SamSam, NotPetya, WannaCry, and other popular ransomware targeting businesses translates to big payoffs to hackers and enormous losses for companies. The average cost of a data breach, including ransom payout, penalties, and remediation, is approximately $3.86 million.
A ransomware attack can knock out essential services. For instance, the 2018 SamSam cyber incident crippled Atlanta City essential services, including police record-keeping and revenue collection systems.
Attackers employ different ways to select ransomware attack victims. The most popular approach is a matter of opportunity. In this instance, an attacker can target institutions with inadequate security capabilities and disparate user base.
Ransomware authors also target regular people. However, attackers realized full potential when they targeted business systems.

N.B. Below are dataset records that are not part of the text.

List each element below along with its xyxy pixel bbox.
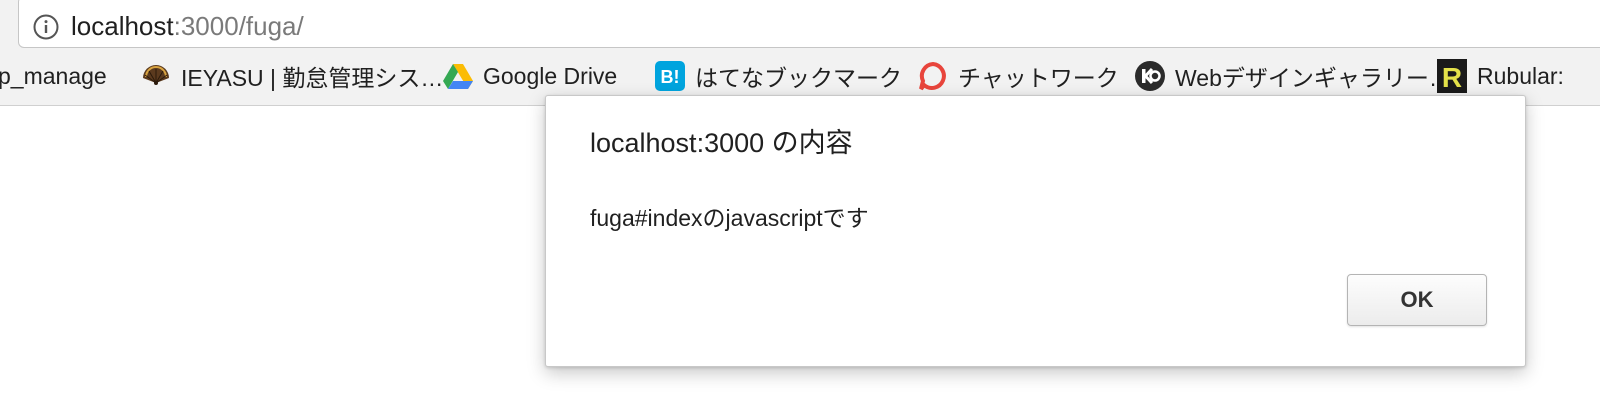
ok-button[interactable]: OK [1347, 274, 1487, 326]
bookmark-label: Google Drive [483, 62, 618, 89]
bookmark-label: p_manage [0, 62, 107, 89]
url-path: :3000/fuga/ [173, 11, 304, 41]
bookmark-label: Rubular: [1477, 62, 1564, 89]
bookmark-p-manage[interactable]: p_manage [0, 58, 107, 94]
bookmark-hatena[interactable]: B! はてなブックマーク [655, 58, 902, 94]
bookmark-rubular[interactable]: R Rubular: [1437, 58, 1564, 94]
info-icon[interactable] [33, 14, 59, 40]
dialog-message: fuga#indexのjavascriptです [590, 205, 869, 231]
address-bar[interactable]: localhost:3000/fuga/ [18, 0, 1600, 48]
google-drive-icon [443, 61, 473, 91]
browser-chrome: localhost:3000/fuga/ p_manage IEYASU | 勤… [0, 0, 1600, 106]
svg-text:R: R [1442, 62, 1462, 93]
hatena-bookmark-icon: B! [655, 61, 685, 91]
bookmark-ieyasu[interactable]: IEYASU | 勤怠管理シス… [141, 58, 443, 94]
bookmark-web-design-gallery[interactable]: Webデザインギャラリー… [1135, 58, 1452, 94]
rubular-icon: R [1437, 59, 1467, 93]
bookmarks-bar: p_manage IEYASU | 勤怠管理シス… Google Drive B… [0, 58, 1600, 94]
folding-fan-icon [141, 61, 171, 91]
url-text[interactable]: localhost:3000/fuga/ [71, 8, 304, 44]
dialog-title: localhost:3000 の内容 [590, 128, 853, 158]
bookmark-label: チャットワーク [958, 65, 1119, 91]
bookmark-label: IEYASU | 勤怠管理シス… [181, 65, 444, 91]
chatwork-icon [918, 61, 948, 91]
bookmark-label: Webデザインギャラリー… [1175, 65, 1452, 91]
bookmark-google-drive[interactable]: Google Drive [443, 58, 617, 94]
alert-dialog: localhost:3000 の内容 fuga#indexのjavascript… [545, 95, 1526, 367]
url-host: localhost [71, 11, 174, 41]
bookmark-chatwork[interactable]: チャットワーク [918, 58, 1119, 94]
svg-text:B!: B! [661, 67, 680, 87]
ko-logo-icon [1135, 61, 1165, 91]
bookmark-label: はてなブックマーク [695, 65, 902, 91]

Apart from businesses and individuals, hackers target specific entities like medical facilities and government agencies that need immediate access to files and systems.

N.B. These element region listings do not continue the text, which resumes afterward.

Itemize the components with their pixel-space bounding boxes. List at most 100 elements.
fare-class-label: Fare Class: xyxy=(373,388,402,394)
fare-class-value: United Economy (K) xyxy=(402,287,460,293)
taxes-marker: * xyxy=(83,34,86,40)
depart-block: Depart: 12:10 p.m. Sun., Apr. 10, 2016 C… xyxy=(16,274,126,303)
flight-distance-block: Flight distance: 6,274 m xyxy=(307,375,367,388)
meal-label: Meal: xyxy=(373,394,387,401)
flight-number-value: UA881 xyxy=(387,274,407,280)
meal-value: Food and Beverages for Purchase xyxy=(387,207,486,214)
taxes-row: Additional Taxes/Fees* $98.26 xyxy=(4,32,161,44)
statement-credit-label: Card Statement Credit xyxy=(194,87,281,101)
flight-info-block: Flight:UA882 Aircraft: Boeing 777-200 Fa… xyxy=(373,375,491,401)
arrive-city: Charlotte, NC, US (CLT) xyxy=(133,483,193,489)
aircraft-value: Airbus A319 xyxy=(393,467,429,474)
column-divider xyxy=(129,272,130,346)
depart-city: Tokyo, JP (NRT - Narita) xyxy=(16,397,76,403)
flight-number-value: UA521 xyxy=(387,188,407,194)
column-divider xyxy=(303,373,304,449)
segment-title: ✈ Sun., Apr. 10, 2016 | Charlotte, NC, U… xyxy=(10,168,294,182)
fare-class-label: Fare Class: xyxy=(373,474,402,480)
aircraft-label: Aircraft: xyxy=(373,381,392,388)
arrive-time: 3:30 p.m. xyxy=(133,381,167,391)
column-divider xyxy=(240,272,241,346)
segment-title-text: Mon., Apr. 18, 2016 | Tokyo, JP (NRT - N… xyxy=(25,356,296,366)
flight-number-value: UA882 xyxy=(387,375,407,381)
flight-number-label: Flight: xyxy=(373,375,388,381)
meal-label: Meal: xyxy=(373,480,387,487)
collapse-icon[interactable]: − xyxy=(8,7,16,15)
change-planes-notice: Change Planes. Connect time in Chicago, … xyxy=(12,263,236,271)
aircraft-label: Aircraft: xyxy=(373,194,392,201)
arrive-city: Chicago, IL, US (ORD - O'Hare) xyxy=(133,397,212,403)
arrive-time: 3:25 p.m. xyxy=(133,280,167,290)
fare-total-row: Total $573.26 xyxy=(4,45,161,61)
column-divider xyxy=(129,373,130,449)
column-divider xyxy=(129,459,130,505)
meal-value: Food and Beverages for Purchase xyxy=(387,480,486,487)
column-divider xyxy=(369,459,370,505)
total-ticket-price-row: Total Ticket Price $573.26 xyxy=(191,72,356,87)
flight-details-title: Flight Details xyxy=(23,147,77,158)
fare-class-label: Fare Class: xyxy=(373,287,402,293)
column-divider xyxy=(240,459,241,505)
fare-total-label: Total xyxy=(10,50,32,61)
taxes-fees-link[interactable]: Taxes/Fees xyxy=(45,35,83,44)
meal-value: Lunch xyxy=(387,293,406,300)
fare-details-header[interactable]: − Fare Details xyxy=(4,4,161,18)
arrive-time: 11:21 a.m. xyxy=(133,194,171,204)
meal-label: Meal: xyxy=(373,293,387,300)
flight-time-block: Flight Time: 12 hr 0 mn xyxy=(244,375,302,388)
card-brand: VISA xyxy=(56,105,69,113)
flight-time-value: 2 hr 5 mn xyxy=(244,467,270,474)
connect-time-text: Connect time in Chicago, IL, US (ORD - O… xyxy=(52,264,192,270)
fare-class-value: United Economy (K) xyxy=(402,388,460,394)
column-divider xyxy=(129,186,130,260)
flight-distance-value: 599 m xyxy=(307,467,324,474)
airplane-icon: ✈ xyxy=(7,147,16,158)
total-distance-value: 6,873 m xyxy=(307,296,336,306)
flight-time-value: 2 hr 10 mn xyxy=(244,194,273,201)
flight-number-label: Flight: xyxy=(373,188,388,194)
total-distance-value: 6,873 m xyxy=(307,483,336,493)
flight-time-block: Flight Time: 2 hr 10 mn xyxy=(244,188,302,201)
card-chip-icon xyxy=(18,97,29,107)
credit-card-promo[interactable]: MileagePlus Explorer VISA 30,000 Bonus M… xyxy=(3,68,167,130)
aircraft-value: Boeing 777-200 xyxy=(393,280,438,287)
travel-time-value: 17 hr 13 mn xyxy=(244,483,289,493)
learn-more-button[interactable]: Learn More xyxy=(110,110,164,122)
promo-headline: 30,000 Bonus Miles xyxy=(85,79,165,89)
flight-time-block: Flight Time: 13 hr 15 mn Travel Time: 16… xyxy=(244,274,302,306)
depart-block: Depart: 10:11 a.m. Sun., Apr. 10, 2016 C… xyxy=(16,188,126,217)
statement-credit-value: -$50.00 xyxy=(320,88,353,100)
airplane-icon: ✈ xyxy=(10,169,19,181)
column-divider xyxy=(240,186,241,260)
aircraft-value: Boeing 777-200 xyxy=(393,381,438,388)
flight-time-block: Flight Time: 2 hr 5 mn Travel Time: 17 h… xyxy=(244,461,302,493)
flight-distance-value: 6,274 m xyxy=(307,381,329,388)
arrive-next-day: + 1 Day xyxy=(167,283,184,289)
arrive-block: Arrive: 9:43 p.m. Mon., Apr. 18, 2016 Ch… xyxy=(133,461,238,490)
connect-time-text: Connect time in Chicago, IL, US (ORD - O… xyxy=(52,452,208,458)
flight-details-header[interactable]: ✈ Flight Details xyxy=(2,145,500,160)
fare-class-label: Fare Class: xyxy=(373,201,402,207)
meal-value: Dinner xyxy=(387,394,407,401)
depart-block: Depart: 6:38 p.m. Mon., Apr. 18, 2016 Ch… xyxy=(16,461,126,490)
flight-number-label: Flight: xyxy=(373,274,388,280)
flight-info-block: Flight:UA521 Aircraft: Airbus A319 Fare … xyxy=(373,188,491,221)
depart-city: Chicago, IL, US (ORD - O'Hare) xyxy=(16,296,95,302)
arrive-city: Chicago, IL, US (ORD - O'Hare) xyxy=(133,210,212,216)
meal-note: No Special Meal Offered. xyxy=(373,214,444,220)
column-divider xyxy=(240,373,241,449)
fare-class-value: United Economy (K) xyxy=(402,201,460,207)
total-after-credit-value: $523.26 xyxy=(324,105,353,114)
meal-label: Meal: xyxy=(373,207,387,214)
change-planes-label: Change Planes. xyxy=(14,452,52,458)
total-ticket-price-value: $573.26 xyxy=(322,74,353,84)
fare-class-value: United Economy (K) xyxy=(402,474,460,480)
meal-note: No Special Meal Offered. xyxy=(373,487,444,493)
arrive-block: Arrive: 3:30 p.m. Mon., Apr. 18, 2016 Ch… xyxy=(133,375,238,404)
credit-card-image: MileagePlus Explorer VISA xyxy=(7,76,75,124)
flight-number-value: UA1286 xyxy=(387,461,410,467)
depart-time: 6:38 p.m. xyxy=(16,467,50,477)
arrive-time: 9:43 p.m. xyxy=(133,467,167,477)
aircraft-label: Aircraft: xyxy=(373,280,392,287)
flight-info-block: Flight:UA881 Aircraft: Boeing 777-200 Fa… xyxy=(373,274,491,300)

Geographically, ransomware threat actors are focused on western markets, with the US, UK, and Canada ranking as the top three countries targeted respectively. Since ransomware attackers are financially motivated, they look for areas with a wide PC adoption and wealth.
Preventing Ransomware Attacks
You can take the following measures to prevent ransomware attacks:
- Patch or update your operating systems to eliminate vulnerabilities that hackers can exploit to launch ransomware attacks
- Do not install software from unknown sources
- Do not give applications administrative privileges unless when you have done adequate due diligence
- Install and update antivirus programs that detect and block malicious software
- Whitelist software to prevent unauthorized applications from executing
- Back up your files frequently in a different location. You can use cloud-based storage that offers high-level security controls such as multi-factor authentication and advanced encryption
What Should You Do if You are Infected?
- Never Pay the Ransom
If you discover you are infected with ransomware, never pay the ransom. Giving hackers money encourages them to launch additional attacks on your systems.
- Use a Decryptor
You can use widely available decryptors to retrieve your files. Examples of free ransomware decryption tools include 7even-HONE$T decrypting tool, Alma decrypting tool, Alpha decrypting tool Shade Decryptor, Rakhini Decryptor, Rannoh Decryptor, CoinVault Decryptor, Wildfire Decryptor, Xorist Decryptor, and WannaCry decryption tool.
Always pay close attention when using a decryption tool to avoid encrypting your files further by using the wrong decryptor.
- A Full System Restore
You can remove screen-locking ransomware through a full system restore. In case the OS fails to boot, you can run a scan from a bootable CD or USB drive
- System Isolation
You can thwart encryption ransomware by disconnecting and shutting down a system that slows down for no reason. Disconnecting a target device from the Internet prevents hackers from sending instructions from the command and control server.